Sulla base di quanto così statuito, il supremo Collegio ritiene, quindi, esente da vizi di legittimità la decisione del Giudice del gravame che aveva rigettato la domanda di risoluzione contrattuale, avanzata dall’acquirente di un macchinario agricolo, per non essere stata la stessa proposta nel termine indicato dal codice civile, ovvero un anno dalla scoperta del vizio.
In particolare, la suprema Corte evidenzia che il riconoscimento dei vizi fatto da parte venditrice a seguito del denunciato cattivo funzionamento del bene non possa ritenersi sufficiente a eludere i perentori termini di prescrizione, come invece argomentato dalla difesa del ricorrente, poiché gli interventi effettuati dal tecnico di zona, (…), si riferivano ad altri problemi di funzionamento, tutti risolti, diversi da quelli posti a base dell’azione di risoluzione.

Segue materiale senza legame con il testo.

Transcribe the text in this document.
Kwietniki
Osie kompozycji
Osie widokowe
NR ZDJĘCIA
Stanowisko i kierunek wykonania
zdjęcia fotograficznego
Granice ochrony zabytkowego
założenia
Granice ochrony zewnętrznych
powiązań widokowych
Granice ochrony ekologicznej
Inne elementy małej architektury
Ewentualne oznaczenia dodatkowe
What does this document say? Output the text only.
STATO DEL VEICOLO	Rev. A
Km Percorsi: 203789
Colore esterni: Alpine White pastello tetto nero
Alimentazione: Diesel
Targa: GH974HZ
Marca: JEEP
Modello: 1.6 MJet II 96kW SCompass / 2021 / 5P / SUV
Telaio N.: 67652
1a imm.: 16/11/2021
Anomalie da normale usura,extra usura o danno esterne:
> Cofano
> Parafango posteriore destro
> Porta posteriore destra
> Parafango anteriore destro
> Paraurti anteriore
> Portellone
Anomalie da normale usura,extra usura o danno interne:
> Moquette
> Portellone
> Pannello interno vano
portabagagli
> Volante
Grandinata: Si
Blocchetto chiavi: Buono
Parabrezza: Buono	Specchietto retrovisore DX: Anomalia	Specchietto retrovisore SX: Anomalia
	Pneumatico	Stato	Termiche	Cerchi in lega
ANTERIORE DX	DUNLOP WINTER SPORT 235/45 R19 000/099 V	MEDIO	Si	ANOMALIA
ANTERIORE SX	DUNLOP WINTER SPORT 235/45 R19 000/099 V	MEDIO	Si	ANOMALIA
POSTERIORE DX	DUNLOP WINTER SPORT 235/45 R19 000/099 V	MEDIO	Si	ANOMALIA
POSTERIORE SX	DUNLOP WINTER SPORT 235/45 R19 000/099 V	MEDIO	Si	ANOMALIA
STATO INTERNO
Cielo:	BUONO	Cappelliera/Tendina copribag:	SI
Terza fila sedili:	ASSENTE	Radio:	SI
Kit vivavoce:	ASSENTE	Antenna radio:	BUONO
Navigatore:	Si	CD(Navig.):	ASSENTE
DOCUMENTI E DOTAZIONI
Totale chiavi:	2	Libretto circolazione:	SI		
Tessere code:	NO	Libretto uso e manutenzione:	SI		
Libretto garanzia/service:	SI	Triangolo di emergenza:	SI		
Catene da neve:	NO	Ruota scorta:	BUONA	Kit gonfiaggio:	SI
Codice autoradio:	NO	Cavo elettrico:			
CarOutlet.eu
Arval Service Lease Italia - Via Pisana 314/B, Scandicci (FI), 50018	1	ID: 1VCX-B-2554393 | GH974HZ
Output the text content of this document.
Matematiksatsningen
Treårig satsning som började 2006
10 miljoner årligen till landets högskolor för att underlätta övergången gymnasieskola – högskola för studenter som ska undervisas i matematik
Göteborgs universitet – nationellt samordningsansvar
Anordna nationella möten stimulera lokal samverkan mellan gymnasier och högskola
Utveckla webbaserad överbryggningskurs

Così ragionando, la Corte di legittimità ritiene anche di escludere la sussistenza degli estremi della consegna di aliud pro alio che si determina qualora il bene venduto sia completamente diverso da quello pattuito in quanto, appartenendo ad un genere diverso, si riveli funzionalmente del tutto inidoneo ad assolvere la destinazione economico-sociale della res venduta e, quindi, a fornire l’utilità richiesta (Cass. 10916/11).
Infatti, non essendo il frantoio assolutamente privo delle caratteristiche funzionali necessarie a soddisfare i bisogni dell’acquirente, si può affermare che tale censura sia infondata in quanto, alla luce delle risultanze processuali, emerge chiaramente che il macchinario sia idoneo all’uso cui è destinato e presenti una resa estrattiva nella norma, come accertato in ripetute attestazioni sottoscritte in occasione di interventi di verifica, e che pertanto la dispersione di una quantità esigua di olio non possa far ritenere lo stesso inidoneo allo svolgimento delle funzioni sue proprie ma solo modestamente difettoso.